Elena y Carolyn llegaron al borde de la calle de acceso al aeropuerto, respirando con dificultad, y miraron hacia atrás. La sombra que las había seguido simplemente había desaparecido. No había rastro de lo que las había acechado. Sin embargo, una sensación de horror persistente permanecía en sus cuerpos, un frío que ninguna temperatura podía disipar.
Se abrazaron, temblando, incapaces de hablar al principio. Elena finalmente murmuró:
—¿Viste eso… de verdad?
Carolyn asintió lentamente, los ojos todavía abiertos de par en par:
—No… no podía ser humano. No… nada humano puede moverse así.
Mientras intentaban recomponerse, las luces de los vehículos del aeropuerto comenzaron a iluminar la zona. Un guardia de seguridad apareció, visiblemente sorprendido por verlas allí, cubiertas de nieve y temblando de miedo.
—¿Qué hacéis aquí? —preguntó, mirando de un lado a otro con desconfianza.
—Nos perdimos… —dijo Elena, incapaz de articular más palabras—. Nosotras… algo nos perseguía.
El guardia las escoltó hasta un lugar seguro dentro del aeropuerto, pero mientras caminaban por los corredores todavía iluminados, encontraron algo que las dejó sin aliento: detrás de una pared falsa, en un viejo conducto de mantenimiento, descubrieron restos humanos. Fragmentos, oscuros y cubiertos de polvo, que parecían llevar allí décadas. Entre ellos, encontraron objetos personales reconocibles: insignias de azafatas, relojes, identificaciones con los nombres de otras personas desaparecidas a lo largo de los años.

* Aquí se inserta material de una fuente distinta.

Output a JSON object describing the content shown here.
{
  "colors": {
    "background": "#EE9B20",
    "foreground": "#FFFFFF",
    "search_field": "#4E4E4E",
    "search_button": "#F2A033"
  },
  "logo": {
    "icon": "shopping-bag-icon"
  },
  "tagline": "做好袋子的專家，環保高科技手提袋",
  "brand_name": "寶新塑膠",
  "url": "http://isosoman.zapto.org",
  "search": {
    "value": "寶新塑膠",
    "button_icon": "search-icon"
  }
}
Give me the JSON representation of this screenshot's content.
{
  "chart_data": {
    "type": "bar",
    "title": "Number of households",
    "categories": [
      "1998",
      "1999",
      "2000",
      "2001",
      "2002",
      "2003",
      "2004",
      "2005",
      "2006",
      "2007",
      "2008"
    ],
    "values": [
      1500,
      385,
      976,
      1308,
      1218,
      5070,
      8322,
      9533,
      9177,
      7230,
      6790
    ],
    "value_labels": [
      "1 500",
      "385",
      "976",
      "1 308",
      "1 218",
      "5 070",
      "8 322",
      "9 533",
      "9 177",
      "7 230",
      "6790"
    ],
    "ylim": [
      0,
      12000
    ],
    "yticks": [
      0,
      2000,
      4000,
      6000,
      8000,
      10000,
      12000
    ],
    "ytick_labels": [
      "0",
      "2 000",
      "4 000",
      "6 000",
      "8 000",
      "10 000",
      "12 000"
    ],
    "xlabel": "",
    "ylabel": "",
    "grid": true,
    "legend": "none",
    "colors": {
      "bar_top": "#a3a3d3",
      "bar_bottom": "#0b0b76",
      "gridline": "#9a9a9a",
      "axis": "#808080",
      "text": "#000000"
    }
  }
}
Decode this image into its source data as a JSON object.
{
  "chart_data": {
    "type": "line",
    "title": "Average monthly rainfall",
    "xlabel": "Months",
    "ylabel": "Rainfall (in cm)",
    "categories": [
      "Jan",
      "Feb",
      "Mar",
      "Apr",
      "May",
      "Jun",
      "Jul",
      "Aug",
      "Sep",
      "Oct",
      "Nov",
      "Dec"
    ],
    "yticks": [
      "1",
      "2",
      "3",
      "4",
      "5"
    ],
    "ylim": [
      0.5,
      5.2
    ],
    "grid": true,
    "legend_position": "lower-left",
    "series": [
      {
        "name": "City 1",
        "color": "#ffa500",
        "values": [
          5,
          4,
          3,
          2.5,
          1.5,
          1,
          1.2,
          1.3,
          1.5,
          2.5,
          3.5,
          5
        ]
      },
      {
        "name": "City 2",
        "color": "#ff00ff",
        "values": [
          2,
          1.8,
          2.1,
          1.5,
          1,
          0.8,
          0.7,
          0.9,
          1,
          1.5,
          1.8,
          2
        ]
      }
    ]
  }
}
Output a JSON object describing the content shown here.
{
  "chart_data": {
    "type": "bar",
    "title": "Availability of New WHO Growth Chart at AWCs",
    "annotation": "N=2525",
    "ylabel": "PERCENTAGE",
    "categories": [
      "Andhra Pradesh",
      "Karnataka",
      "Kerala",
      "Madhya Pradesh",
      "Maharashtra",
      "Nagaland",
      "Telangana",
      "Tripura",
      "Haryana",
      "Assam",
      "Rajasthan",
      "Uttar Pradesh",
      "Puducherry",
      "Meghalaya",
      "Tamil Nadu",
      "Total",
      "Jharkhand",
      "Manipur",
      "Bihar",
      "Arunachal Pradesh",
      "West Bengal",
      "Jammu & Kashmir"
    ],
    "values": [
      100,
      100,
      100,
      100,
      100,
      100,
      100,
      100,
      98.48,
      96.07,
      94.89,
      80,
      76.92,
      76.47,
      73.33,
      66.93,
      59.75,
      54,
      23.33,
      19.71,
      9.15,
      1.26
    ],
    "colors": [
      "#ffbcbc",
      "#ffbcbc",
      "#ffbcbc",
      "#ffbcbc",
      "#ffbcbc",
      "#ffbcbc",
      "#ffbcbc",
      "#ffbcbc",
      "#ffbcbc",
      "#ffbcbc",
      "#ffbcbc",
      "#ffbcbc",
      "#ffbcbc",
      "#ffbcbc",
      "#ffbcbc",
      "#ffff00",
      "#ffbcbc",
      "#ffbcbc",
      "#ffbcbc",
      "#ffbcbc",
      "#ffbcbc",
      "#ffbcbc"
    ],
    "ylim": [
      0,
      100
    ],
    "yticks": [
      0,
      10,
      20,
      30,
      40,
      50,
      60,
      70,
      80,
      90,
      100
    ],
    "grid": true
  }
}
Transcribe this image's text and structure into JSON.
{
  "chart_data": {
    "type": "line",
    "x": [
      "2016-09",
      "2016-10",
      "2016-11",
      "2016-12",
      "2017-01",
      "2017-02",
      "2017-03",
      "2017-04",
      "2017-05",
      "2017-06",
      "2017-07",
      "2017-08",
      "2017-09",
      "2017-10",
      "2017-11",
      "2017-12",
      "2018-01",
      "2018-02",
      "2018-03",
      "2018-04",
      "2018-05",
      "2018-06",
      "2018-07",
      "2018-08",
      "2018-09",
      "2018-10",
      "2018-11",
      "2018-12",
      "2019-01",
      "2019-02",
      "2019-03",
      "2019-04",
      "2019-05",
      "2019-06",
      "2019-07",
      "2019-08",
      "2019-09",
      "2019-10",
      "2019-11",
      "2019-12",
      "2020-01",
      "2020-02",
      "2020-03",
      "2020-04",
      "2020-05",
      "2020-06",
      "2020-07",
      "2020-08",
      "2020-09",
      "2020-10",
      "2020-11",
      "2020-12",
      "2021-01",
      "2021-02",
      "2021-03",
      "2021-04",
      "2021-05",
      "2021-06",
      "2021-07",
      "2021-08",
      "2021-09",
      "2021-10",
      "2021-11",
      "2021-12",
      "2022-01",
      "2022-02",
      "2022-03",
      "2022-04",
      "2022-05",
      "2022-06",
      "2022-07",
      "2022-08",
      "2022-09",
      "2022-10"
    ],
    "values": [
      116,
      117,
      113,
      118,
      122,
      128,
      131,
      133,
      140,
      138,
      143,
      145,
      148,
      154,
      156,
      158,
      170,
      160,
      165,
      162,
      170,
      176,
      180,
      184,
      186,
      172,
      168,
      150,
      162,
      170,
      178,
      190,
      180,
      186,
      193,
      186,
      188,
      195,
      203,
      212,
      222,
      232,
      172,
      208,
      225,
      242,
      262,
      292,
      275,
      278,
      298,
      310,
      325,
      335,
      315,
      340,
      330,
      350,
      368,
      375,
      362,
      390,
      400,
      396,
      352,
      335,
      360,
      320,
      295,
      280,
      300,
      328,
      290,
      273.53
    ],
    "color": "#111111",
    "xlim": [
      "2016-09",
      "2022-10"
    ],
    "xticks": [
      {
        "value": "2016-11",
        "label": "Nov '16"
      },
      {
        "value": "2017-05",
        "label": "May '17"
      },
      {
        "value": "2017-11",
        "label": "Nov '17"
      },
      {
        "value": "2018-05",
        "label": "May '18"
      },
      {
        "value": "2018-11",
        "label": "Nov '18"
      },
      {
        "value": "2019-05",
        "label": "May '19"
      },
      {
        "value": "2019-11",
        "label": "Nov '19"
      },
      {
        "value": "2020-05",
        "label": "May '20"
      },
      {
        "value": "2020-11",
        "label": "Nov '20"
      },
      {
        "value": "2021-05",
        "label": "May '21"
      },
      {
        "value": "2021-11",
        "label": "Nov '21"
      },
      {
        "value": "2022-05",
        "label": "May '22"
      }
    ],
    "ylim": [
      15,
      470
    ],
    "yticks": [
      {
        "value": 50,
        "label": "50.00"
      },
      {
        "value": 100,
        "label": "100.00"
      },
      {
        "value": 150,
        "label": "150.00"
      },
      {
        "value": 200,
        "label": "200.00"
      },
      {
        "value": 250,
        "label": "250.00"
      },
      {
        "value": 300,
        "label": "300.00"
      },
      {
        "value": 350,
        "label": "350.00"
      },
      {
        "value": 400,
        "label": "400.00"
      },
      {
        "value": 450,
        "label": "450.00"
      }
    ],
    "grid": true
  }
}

El corazón de Elena se detuvo un instante. Entre esos objetos, vio algo que jamás pensó encontrar: una pequeña placa con su nombre y el de Carolyn, junto a la fecha de 1992.
—No puede ser… —susurró Carolyn, sus manos temblando al tocar los restos—. ¿Eso significa… que… que nosotras…?
Antes de que pudieran reaccionar, una voz grave resonó desde la sombra de los conductos, fría y metálica:
—Finalmente habéis llegado…
Era entonces que comprendieron la verdad aterradora. El aeropuerto no solo había sido testigo de su desaparición décadas atrás, sino que algo, o alguien, había estado esperando, atrapando a quienes cruzaban esos pasillos solitarios, alimentándose de su miedo y desapareciendo sin dejar rastro. El horror que habían sentido esa noche no era casualidad: era un ciclo que se repetía una y otra vez, una maldición que convertía cada Nochebuena en un juego mortal para aquellos que se encontraban en el lugar equivocado en el momento equivocado.
La realidad se quebró frente a ellas. El tiempo parecía no existir, y el aire helado se llenó de un murmullo creciente, como voces que provenían de todos lados y de ninguno. Mientras intentaban retroceder, la sombra emergió nuevamente, más definida, mostrando facciones que combinaban lo humano con lo inhumano, una visión imposible de describir.
Elena y Carolyn corrieron hacia la salida principal del aeropuerto, sus gritos resonando en los pasillos vacíos, pero incluso cuando alcanzaban la luz de la calle, sintieron que algo las seguía, que la presencia oscura nunca se iba, solo esperaba el próximo descuido.
La noticia se extendió meses después: obras en O’Hare revelaron restos antiguos que vinculaban varias desapariciones sin resolver. Nadie pudo explicar cómo los cuerpos y pertenencias habían permanecido ocultos durante décadas. La historia de Elena Voss y Carolyn Hunt se convirtió en leyenda, un recordatorio macabro de que, a veces, los lugares más transitados esconden los secretos más oscuros, y que la Navidad puede traer no solo alegría, sino también pesadillas que atraviesan el tiempo.
Desde entonces, cada Nochebuena, los empleados del aeropuerto evitan ciertos pasillos y nunca caminan solos después del anochecer, recordando que algunas sombras nunca desaparecen, y que las que caminan entre los vivos podrían no pertenecer a este mundo.